Catarina Macario is forgoing her senior year at Stanford to go pro. That sound you hear is Racing Louisville fans celebrating — but they need not get too excited just yet.
From the bottom of my heart, thank you, Stanford! pic.twitter.com/4gmOu0OPF2— Catarina Macario (@catarinamacario) January 8, 2021
clubs running to get catarina macariopic.twitter.com/Y3GxagHO2H— NWSL Offseason Edition Memes (@MemesNwsl) January 8, 2021
But don’t pencil the two-time Hermann Trophy winner in as a Racing player just yet.
“After much prayer and conversations with my family and loved ones, I am making the difficult decision to forego my senior season and take the next step in my soccer career by turning professional,” Macario wrote. (We’ll let the wrong usage of “forgo” slide despite the fact Macario did indeed already graduate from Stanford.)
Note that Macario didn’t mention the NWSL in her declaration to turn pro. Reports have suggested Macario will be heading to Europe, possibly in France with Lyon.

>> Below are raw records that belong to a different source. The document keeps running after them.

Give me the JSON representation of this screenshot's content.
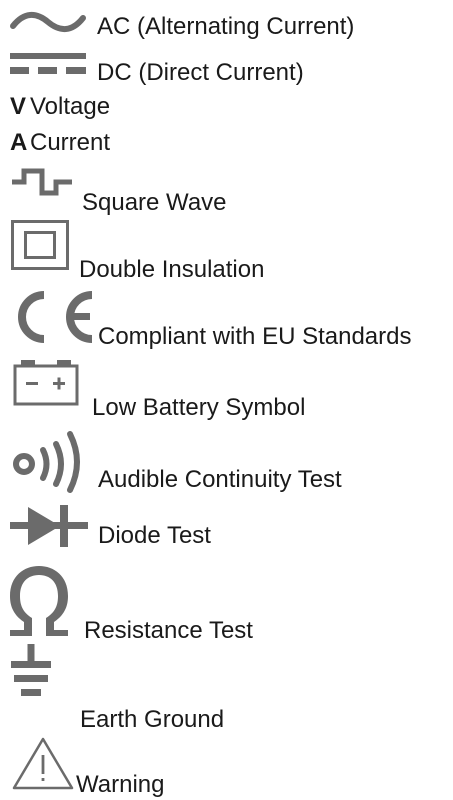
{
  "symbols": [
    {
      "icon": "ac-wave-icon",
      "label": "AC (Alternating Current)"
    },
    {
      "icon": "dc-lines-icon",
      "label": "DC (Direct Current)"
    },
    {
      "letter": "V",
      "label": "Voltage"
    },
    {
      "letter": "A",
      "label": "Current"
    },
    {
      "icon": "square-wave-icon",
      "label": "Square Wave"
    },
    {
      "icon": "double-insulation-icon",
      "label": "Double Insulation"
    },
    {
      "icon": "ce-mark-icon",
      "label": "Compliant with EU Standards"
    },
    {
      "icon": "low-battery-icon",
      "label": "Low Battery Symbol"
    },
    {
      "icon": "continuity-sound-icon",
      "label": "Audible Continuity Test"
    },
    {
      "icon": "diode-icon",
      "label": "Diode Test"
    },
    {
      "icon": "ohm-icon",
      "label": "Resistance Test"
    },
    {
      "icon": "earth-ground-icon",
      "label": "Earth Ground"
    },
    {
      "icon": "warning-triangle-icon",
      "label": "Warning"
    }
  ],
  "colors": {
    "icon": "#6b6b6b",
    "text": "#1a1a1a",
    "background": "#ffffff"
  }
}
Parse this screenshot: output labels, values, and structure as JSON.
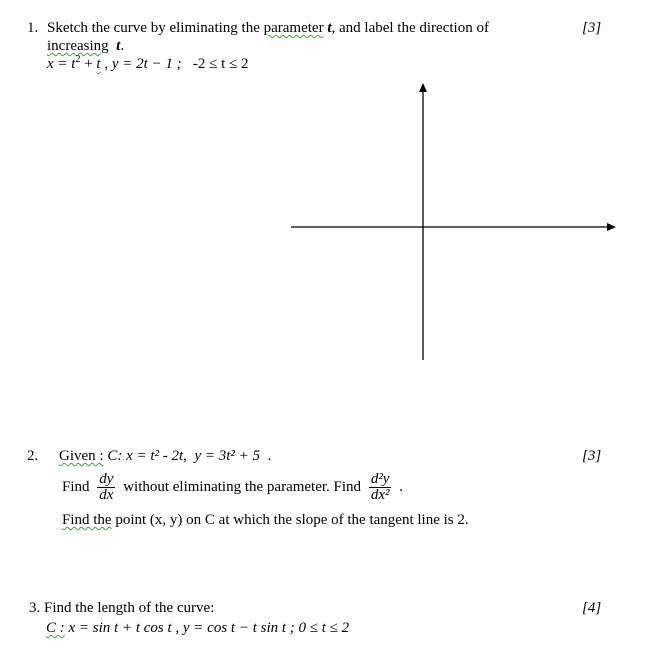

Wait, you mean she can sign for club & coach she wants and be paid more money? Not so much that it would be a loss for the NWSL (would be), it’s a wake up call. End the draft, teams controlling players rights & pay the women what they deserve if you want to be league of choice. https://t.co/2foONX7fWS— Anthony DiCicco (@DiCiccoMethod) January 8, 2021
To be clear, Macario is a massive player in women’s soccer.
Denied an opportunity to represent the USWNT just yet because of FIFA eligibility issues having moved from Brazil (those should be sorted out soon), Macario has dominated women’s college soccer the last three years, racking up 63 goals and 47 assists in 68 games. She (with a loaded Stanford team that included the first pick of the 2020 NWSL draft Sophia Smith) won two NCAA titles. The 21-year-old received her first USWNT call-up to train with Vlatko Andonovski last fall, though she wasn’t eligible to play in the friendly against the Netherlands. She’s also been included in the USWNT's January training camp.
“This was not an easy decision by any means because, even after having fulfilled my graduation requirements, I wanted to compete for another championship with my teammates and represent Stanford as a senior,” Macario wrote. “This program means the world to me; I would not be the person nor player I am today without it and I will be forever grateful for the coaches, teammates, fans, medical, equipment & media staff for making my time on The Farm so unforgettable.”
Regardless of Macario’s announcement on Friday, she was likely to be a top pick in the NWSL draft on Wednesday. The NWSL changed the rules to basically make every senior eligible for the draft, giving players a week after the draft to decide whether they join the NWSL team before or after the spring semester. (Many conferences like the Pac-12 will play in the spring after postponing their normal fall seasons, with the NCAA tournament now slated for April-May.)
The question remains whether Macario will sign with the NWSL club that picks her or go play abroad. Given the propensity of Americans heading overseas recently — from Tobin Heath and Christen Press to Rose Lavelle and Sam Mewis — don’t be surprised to see Macario follow suit. The NWSL is not in a position of strength right now given how poorly the U.S. has handled the pandemic and how slowly the Trump administration has rolled out vaccinations. Foreign clubs can offer much higher salaries and are steadily catching up to the NWSL in quality and depth.
Either way, Macario’s announcement on Friday means that one of the best soccer players in the world is now essentially a free agent.